Svedese, 22 anni, origini polacche e fisico statuario, in patria Lea si era fatta un piccolo nome. Finalista per Miss Universo 2013, una partecipazione a “Paradise Hotel” (reality show di genere tamarro), poi il richiamo del fashion system italiano, sognato attraverso i messaggi che Rossetto aveva preso a spedirle. Così, dopo un altro concorso all’inizio di settembre 2014 – Miss Europe Continental, con tanto di defilée alla Reggia di Caserta – Lea aveva preso l’aereo per Malpensa e aveva raggiunto Rossetto. Un giro per locali a Milano, l’offerta di un posto per passare la notte a Cinisello Balsamo, la scintilla era nata quasi subito. «Per le prime tre settimane – racconterà poi la ragazza ai carabinieri – sembrava la persona più dolce del mondo. Voleva sposarmi, diceva che sarei stata la madre dei suoi figli. Era un idillio. Un giorno mi disse che avrei potuto smettere di lavorare. E da lì cominciò a diventare uno sconosciuto». Sbalzi d’umore, accessi d’ira: l’innesco è quello che ha fatto la letteratura di genere. «Mi picchiò – continua Lea – stavamo insieme da venti giorni. Mi chiese subito scusa. Avevo paura, cominciai ad assecondare le sue richieste, anche se da quel momento non ho più avuto rapporti consensuali».

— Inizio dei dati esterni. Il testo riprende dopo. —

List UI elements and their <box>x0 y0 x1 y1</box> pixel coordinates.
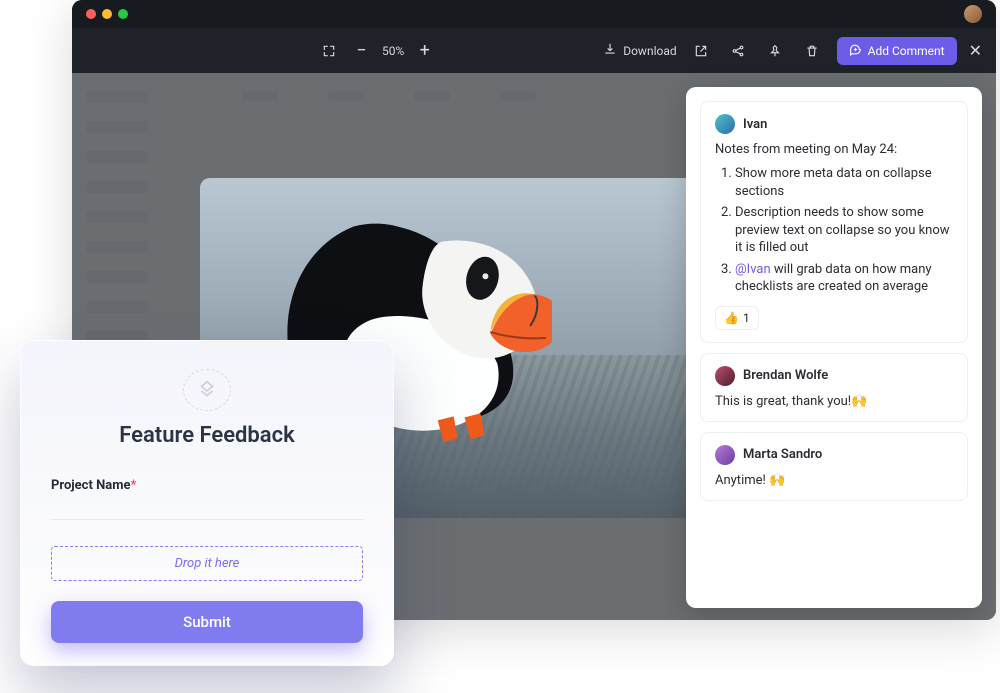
submit-label: Submit <box>183 613 231 631</box>
add-comment-button[interactable]: Add Comment <box>837 37 957 65</box>
window-zoom-dot[interactable] <box>118 9 128 19</box>
feedback-form: Feature Feedback Project Name* Drop it h… <box>20 340 394 666</box>
trash-icon[interactable] <box>800 38 825 63</box>
share-icon[interactable] <box>726 38 751 63</box>
comments-panel: Ivan Notes from meeting on May 24: Show … <box>686 87 982 608</box>
open-external-icon[interactable] <box>689 38 714 63</box>
window-titlebar <box>72 0 996 28</box>
reaction-emoji: 👍 <box>724 311 739 325</box>
add-comment-label: Add Comment <box>868 44 945 58</box>
form-logo-icon <box>183 369 231 411</box>
pin-icon[interactable] <box>763 38 788 63</box>
project-name-input[interactable] <box>51 493 363 520</box>
comment-card[interactable]: Marta Sandro Anytime! 🙌 <box>700 432 968 501</box>
note-item: Show more meta data on collapse sections <box>735 165 953 200</box>
avatar-icon <box>715 445 735 465</box>
zoom-in-button[interactable]: + <box>412 38 437 63</box>
reaction-count: 1 <box>743 311 750 325</box>
comment-card[interactable]: Ivan Notes from meeting on May 24: Show … <box>700 101 968 343</box>
form-title: Feature Feedback <box>51 423 363 448</box>
download-label: Download <box>623 44 676 58</box>
note-item: Description needs to show some preview t… <box>735 204 953 257</box>
comment-card[interactable]: Brendan Wolfe This is great, thank you!🙌 <box>700 353 968 422</box>
download-button[interactable]: Download <box>603 42 676 59</box>
user-mention[interactable]: @Ivan <box>735 262 771 277</box>
comment-notes-list: Show more meta data on collapse sections… <box>715 165 953 296</box>
avatar-icon <box>715 114 735 134</box>
avatar-icon <box>715 366 735 386</box>
file-dropzone[interactable]: Drop it here <box>51 546 363 581</box>
viewer-toolbar: − 50% + Download <box>72 28 996 73</box>
window-minimize-dot[interactable] <box>102 9 112 19</box>
zoom-level-label: 50% <box>382 44 404 58</box>
comment-author: Marta Sandro <box>743 447 822 462</box>
add-comment-plus-icon <box>849 43 862 59</box>
zoom-controls: − 50% + <box>316 38 437 63</box>
comment-body: Anytime! 🙌 <box>715 473 953 488</box>
required-marker: * <box>131 478 137 493</box>
comment-notes-heading: Notes from meeting on May 24: <box>715 142 953 157</box>
submit-button[interactable]: Submit <box>51 601 363 643</box>
user-avatar-icon[interactable] <box>964 5 982 23</box>
close-viewer-button[interactable]: ✕ <box>969 41 982 60</box>
zoom-out-button[interactable]: − <box>349 38 374 63</box>
comment-body: This is great, thank you!🙌 <box>715 394 953 409</box>
download-icon <box>603 42 617 59</box>
fullscreen-icon[interactable] <box>316 38 341 63</box>
note-item: @Ivan will grab data on how many checkli… <box>735 261 953 296</box>
dropzone-label: Drop it here <box>175 556 240 571</box>
comment-author: Brendan Wolfe <box>743 368 828 383</box>
window-close-dot[interactable] <box>86 9 96 19</box>
field-row: Project Name* <box>51 474 363 493</box>
comment-author: Ivan <box>743 117 767 132</box>
reaction-chip[interactable]: 👍 1 <box>715 306 759 330</box>
field-label: Project Name <box>51 478 131 493</box>
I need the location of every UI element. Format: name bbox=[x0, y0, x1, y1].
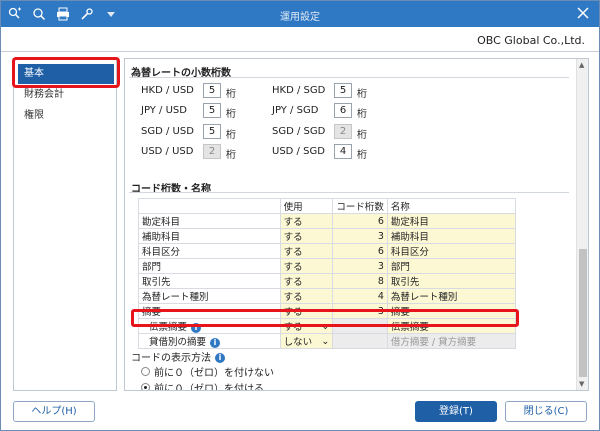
rate-input[interactable]: 5 bbox=[203, 83, 221, 98]
row-digits[interactable]: 6 bbox=[332, 213, 388, 229]
row-item-label: 貸借別の摘要 bbox=[149, 337, 207, 348]
row-highlight-box bbox=[131, 309, 519, 327]
row-name[interactable]: 為替レート種別 bbox=[386, 288, 517, 304]
row-digits[interactable]: 3 bbox=[332, 258, 388, 274]
use-dropdown-value: しない bbox=[283, 337, 313, 348]
rate-input[interactable]: 5 bbox=[203, 103, 221, 118]
rate-label: JPY / SGD bbox=[272, 105, 319, 116]
rate-label: SGD / USD bbox=[141, 126, 194, 137]
column-header bbox=[138, 198, 281, 214]
rate-label: HKD / SGD bbox=[272, 85, 326, 96]
row-digits[interactable]: 8 bbox=[332, 273, 388, 289]
radio-no-zero[interactable]: 前に０（ゼロ）を付けない bbox=[141, 364, 274, 379]
row-name[interactable]: 補助科目 bbox=[386, 228, 517, 244]
row-item: 勘定科目 bbox=[138, 213, 281, 229]
help-button[interactable]: ヘルプ(H) bbox=[13, 401, 95, 422]
row-item: 補助科目 bbox=[138, 228, 281, 244]
chevron-down-icon: ⌄ bbox=[321, 335, 330, 347]
display-heading-label: コードの表示方法 bbox=[131, 353, 211, 364]
use-dropdown[interactable]: しない ⌄ bbox=[279, 333, 334, 349]
row-use[interactable]: する bbox=[279, 243, 334, 259]
row-use[interactable]: する bbox=[279, 288, 334, 304]
rate-unit: 桁 bbox=[357, 150, 367, 161]
row-digits[interactable]: 6 bbox=[332, 243, 388, 259]
row-item: 部門 bbox=[138, 258, 281, 274]
row-name: 借方摘要 / 貸方摘要 bbox=[386, 333, 517, 349]
sidebar-item-permissions[interactable]: 権限 bbox=[18, 106, 114, 126]
table-row: 補助科目 する 3 補助科目 bbox=[138, 228, 517, 244]
vertical-scrollbar[interactable]: ▲ ▼ bbox=[576, 59, 588, 390]
company-name: OBC Global Co.,Ltd. bbox=[477, 34, 585, 47]
rate-unit: 桁 bbox=[357, 109, 367, 120]
column-header: 使用 bbox=[279, 198, 334, 214]
rates-divider bbox=[129, 77, 569, 78]
table-row: 取引先 する 8 取引先 bbox=[138, 273, 517, 289]
rate-label: JPY / USD bbox=[141, 105, 187, 116]
rate-input[interactable]: 6 bbox=[334, 103, 352, 118]
radio-label: 前に０（ゼロ）を付けない bbox=[154, 368, 274, 379]
radio-label: 前に０（ゼロ）を付ける bbox=[154, 384, 264, 391]
close-button[interactable]: 閉じる(C) bbox=[505, 401, 587, 422]
row-use[interactable]: する bbox=[279, 273, 334, 289]
sidebar-item-finance[interactable]: 財務会計 bbox=[18, 85, 114, 105]
window-title: 運用設定 bbox=[280, 12, 320, 23]
header-divider bbox=[1, 51, 599, 52]
rate-unit: 桁 bbox=[357, 130, 367, 141]
settings-window: 運用設定 OBC Global Co.,Ltd. 基本 財務会計 権限 為替レー… bbox=[0, 0, 600, 431]
rate-input: 2 bbox=[203, 144, 221, 159]
codes-divider bbox=[129, 192, 569, 193]
register-button[interactable]: 登録(T) bbox=[415, 401, 497, 422]
row-digits[interactable]: 3 bbox=[332, 228, 388, 244]
row-name[interactable]: 部門 bbox=[386, 258, 517, 274]
rate-input: 2 bbox=[334, 124, 352, 139]
radio-button[interactable] bbox=[141, 383, 150, 390]
table-header-row: 使用 コード桁数 名称 bbox=[138, 198, 517, 214]
sidebar: 基本 財務会計 権限 bbox=[13, 58, 117, 391]
row-item: 科目区分 bbox=[138, 243, 281, 259]
table-row: 為替レート種別 する 4 為替レート種別 bbox=[138, 288, 517, 304]
row-use[interactable]: する bbox=[279, 213, 334, 229]
rate-input[interactable]: 5 bbox=[203, 124, 221, 139]
row-item: 為替レート種別 bbox=[138, 288, 281, 304]
row-use[interactable]: する bbox=[279, 228, 334, 244]
row-digits bbox=[332, 333, 388, 349]
title-bar: 運用設定 bbox=[1, 1, 599, 27]
row-item: 貸借別の摘要 i bbox=[138, 333, 281, 349]
table-row: 部門 する 3 部門 bbox=[138, 258, 517, 274]
rate-unit: 桁 bbox=[226, 109, 236, 120]
row-digits[interactable]: 4 bbox=[332, 288, 388, 304]
close-icon[interactable] bbox=[575, 5, 591, 21]
display-heading: コードの表示方法 i bbox=[131, 349, 225, 364]
row-item: 取引先 bbox=[138, 273, 281, 289]
rate-unit: 桁 bbox=[226, 130, 236, 141]
row-name[interactable]: 勘定科目 bbox=[386, 213, 517, 229]
radio-add-zero[interactable]: 前に０（ゼロ）を付ける bbox=[141, 380, 264, 391]
scroll-thumb[interactable] bbox=[579, 249, 587, 377]
sidebar-highlight-box bbox=[12, 57, 120, 88]
row-use[interactable]: する bbox=[279, 258, 334, 274]
rate-label: SGD / SGD bbox=[272, 126, 326, 137]
column-header: コード桁数 bbox=[332, 198, 388, 214]
row-name[interactable]: 取引先 bbox=[386, 273, 517, 289]
rate-label: HKD / USD bbox=[141, 85, 194, 96]
settings-panel: 為替レートの小数桁数 HKD / USD 5 桁 HKD / SGD 5 桁 J… bbox=[124, 58, 589, 391]
row-name[interactable]: 科目区分 bbox=[386, 243, 517, 259]
table-row: 科目区分 する 6 科目区分 bbox=[138, 243, 517, 259]
rate-unit: 桁 bbox=[226, 150, 236, 161]
scroll-up-icon[interactable]: ▲ bbox=[579, 61, 584, 69]
rate-unit: 桁 bbox=[226, 89, 236, 100]
table-row: 勘定科目 する 6 勘定科目 bbox=[138, 213, 517, 229]
rate-input[interactable]: 5 bbox=[334, 83, 352, 98]
info-icon[interactable]: i bbox=[210, 337, 221, 348]
column-header: 名称 bbox=[386, 198, 517, 214]
rate-label: USD / USD bbox=[141, 146, 194, 157]
rate-label: USD / SGD bbox=[272, 146, 325, 157]
scroll-down-icon[interactable]: ▼ bbox=[579, 380, 584, 388]
table-row-debit-credit-summary: 貸借別の摘要 i しない ⌄ 借方摘要 / 貸方摘要 bbox=[138, 333, 517, 349]
rate-input[interactable]: 4 bbox=[334, 144, 352, 159]
rate-unit: 桁 bbox=[357, 89, 367, 100]
info-icon[interactable]: i bbox=[215, 353, 225, 363]
radio-button[interactable] bbox=[141, 367, 150, 376]
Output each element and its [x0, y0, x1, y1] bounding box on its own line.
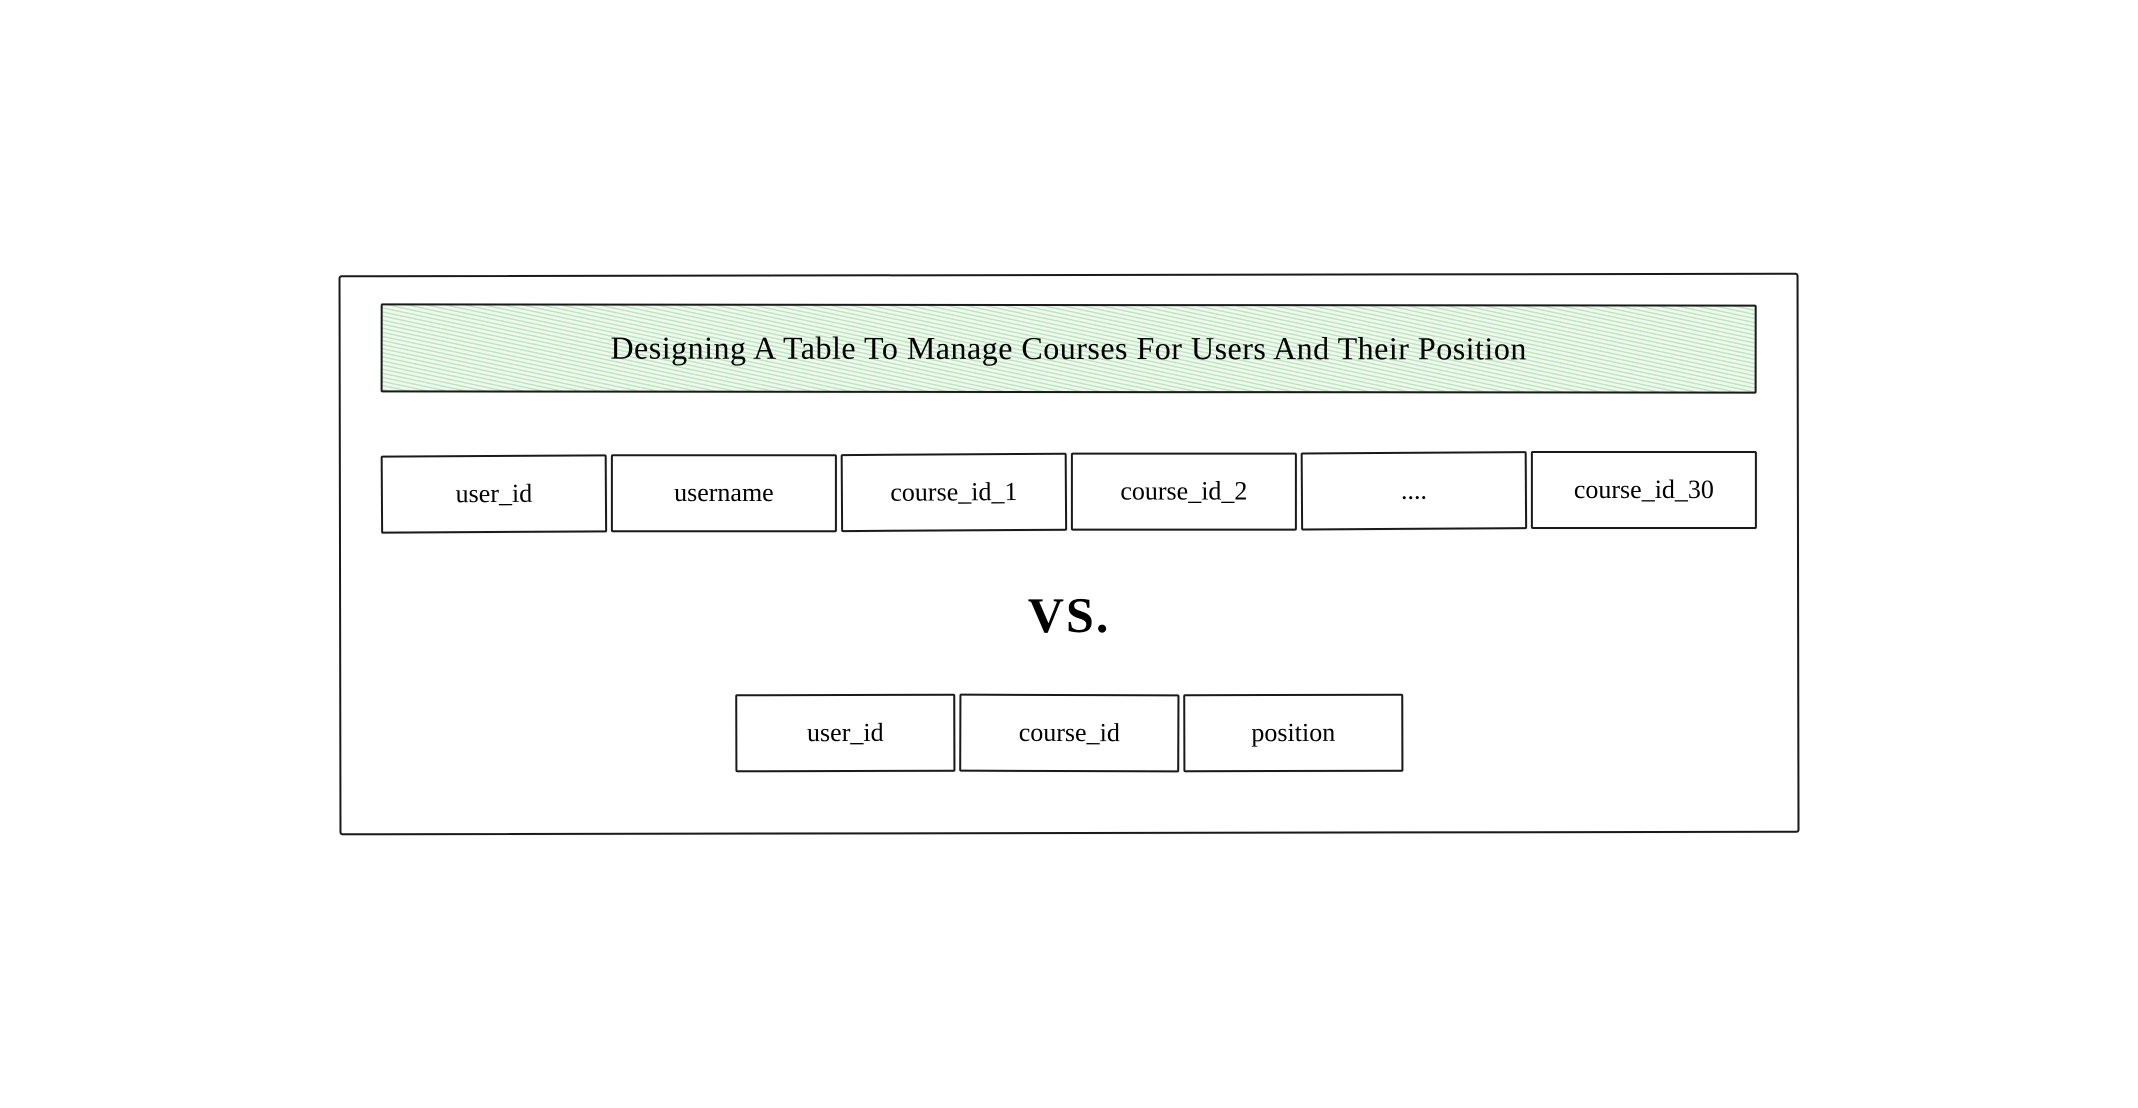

Cominciò la prigionia. Fatto di stupri, di telefonino sequestrato e poi distrutto, di divieto di navigare su internet. Unici contatti concessi, quelli con la mamma in Svezia, ma solo in chat o al telefono di Rossetto, che controlla. E solo in inglese, per non permettere sos in codice. Maria, la madre di Rossetto che condivide i sessanta metri quadri col figlio, vedeva e sentiva: «Ma parlavano in inglese, non capivo», si giustificherà in caserma. «Mi dava pugni in bocca – ricostruisce la ragazza – e calci all’addome. Un giorno mi strappò le extension dei capelli. Non potevo truccarmi né vestirmi come volevo, dovevo ripetergli ogni giorno che lo amavo, ero in totale soggezione. Non mi faceva fare mai nemmeno colazione, solo due pasti al giorno». In tanti, nell’elegante condominio, sapevano. Ma ci vorrà l’ennesimo pestaggio, la mattina di sabato 21 marzo, perché qualcuno segnali al 112 «una lite familiare». Colpa di un tavolino, che Lea aveva comprato coi soldi spediti dalla madre ma senza permesso del suo carnefice. I carabinieri la troveranno chiusa a chiave. Pallida, livida, magrissima. Un rapido controllo d’archivio, i bisbigli in inglese di quel fantasma biondo rapidamente tradotti, ed ecco la liberazione. Lea piange, li abbraccia, crolla. Stress post-traumatico, le diagnosticheranno in ospedale.